Some useful tips to repair the damage to the brick wall

This article throws light on brick wall damage due to frost & water along with cracking, spalling & white or coloured mineral salt deposits that is called effloresence.

One can get details about the types of damages to structural brick walls as well as how to identify & assess movement and cracks in brick walls together with brick wall bowing or bulging and cracking failures.

Water & Frost Damaged, Broken Bulging Brick Walls: Frost damage to the brick wall happens because of roof spillage that passes through the building wall. Water penetrates the space behind the facing wythe of bricks on the wall and it leads to continuous frost-push and risk of falling of at least the exterior parts of the wall.

Cracked Bricks in Strutural Building Walls

If there are cracked bricks in the exterior walls, leaks occur at the abutment of balcony as well as to the building structure.

Efflorescence: white, yellow, brown deposits on brick walls, chimneys, foundations

Efflorescence is the white mineral deposits on a structural brick wall caused by water.

The task is very difficult to control roof runoff to retain water from flowing over building walls particularly on bigger, taller buildings where entry to sustain the gutter system is not possible.

Spalling Brick Building Walls: The brick spalling occurs owning to roof spillage and rain splash-up against the foundation wall. The frost spalling create damage to the brick wall, particularly around the building windows.

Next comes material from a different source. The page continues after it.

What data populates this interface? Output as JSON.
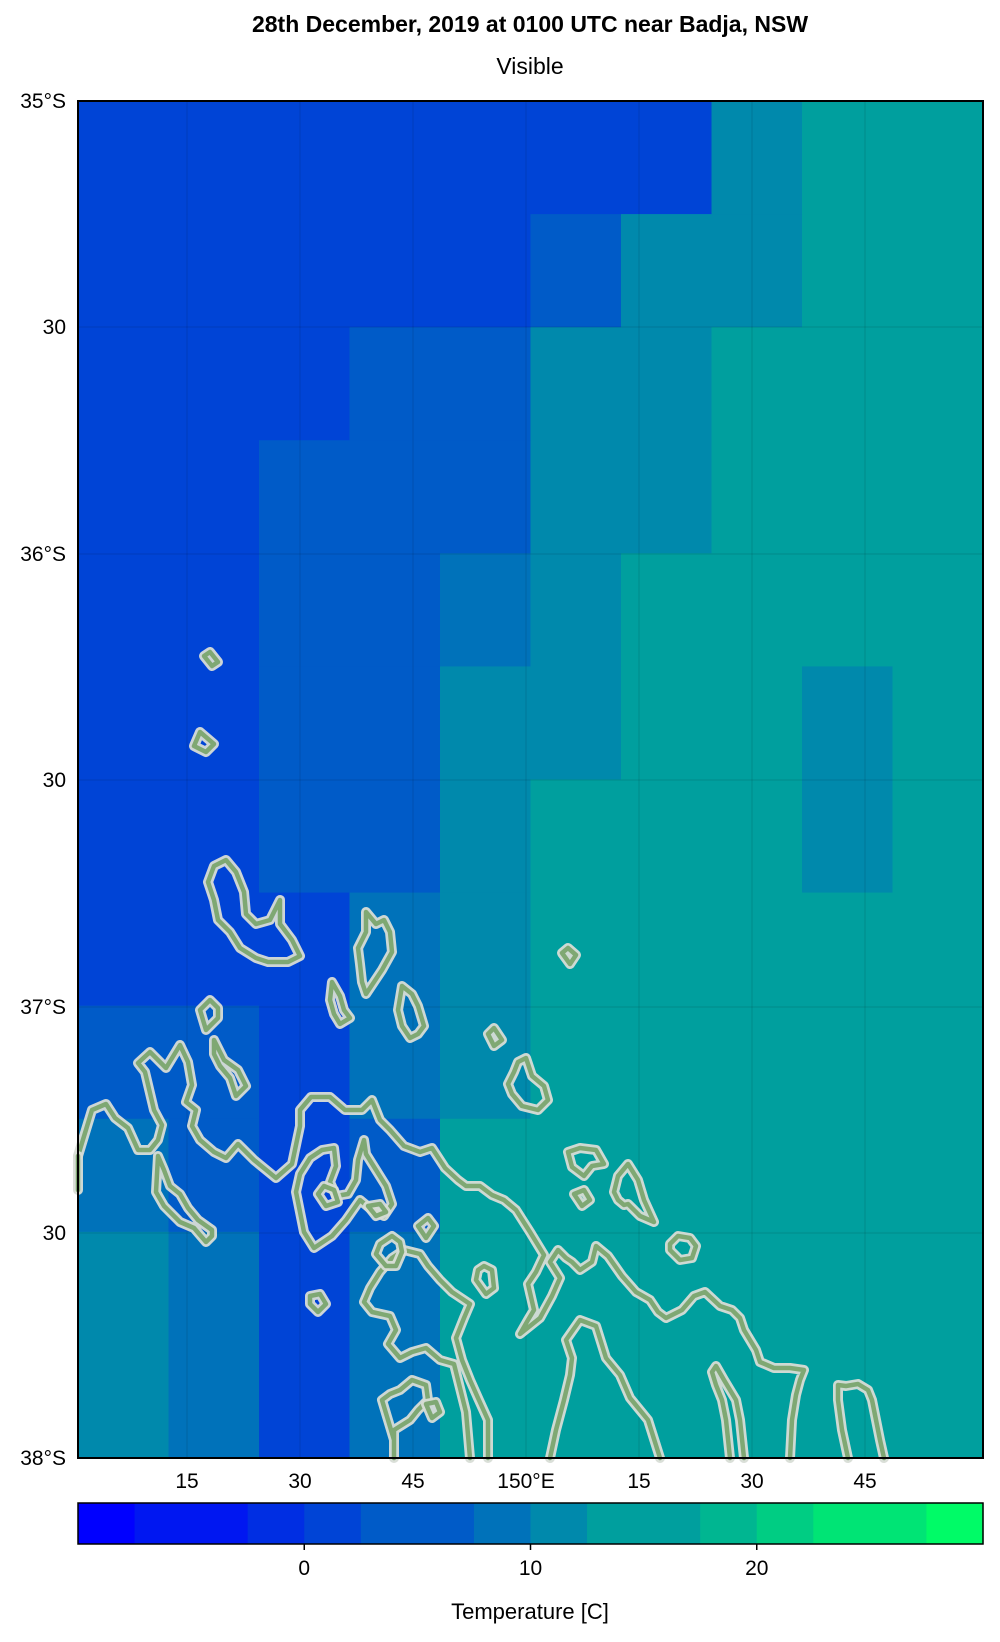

The brick surface gets damaged (surface spalling and loss of the hard glazed finish) because of weathering, water and salt exposure that results in producing more severe frost damage that involve cracking and frost "pop out" of sections of individual bricks or entire brick portions of the structure.

Water & Frost Damaged Brick Foundation Walls, Loose Bricks

There may be rigorous water and frost damage to the corner of a brick building, perhaps from roof spillage at the end of a gutter that was periodically chocked.

To settle these bricks against further movement and probably more serious foundation damage, a mason should be employed to repair the corner with a combination of reconstruction of the most-loose (or missing) bricks, and tuck pointing the leftover open mortar joints.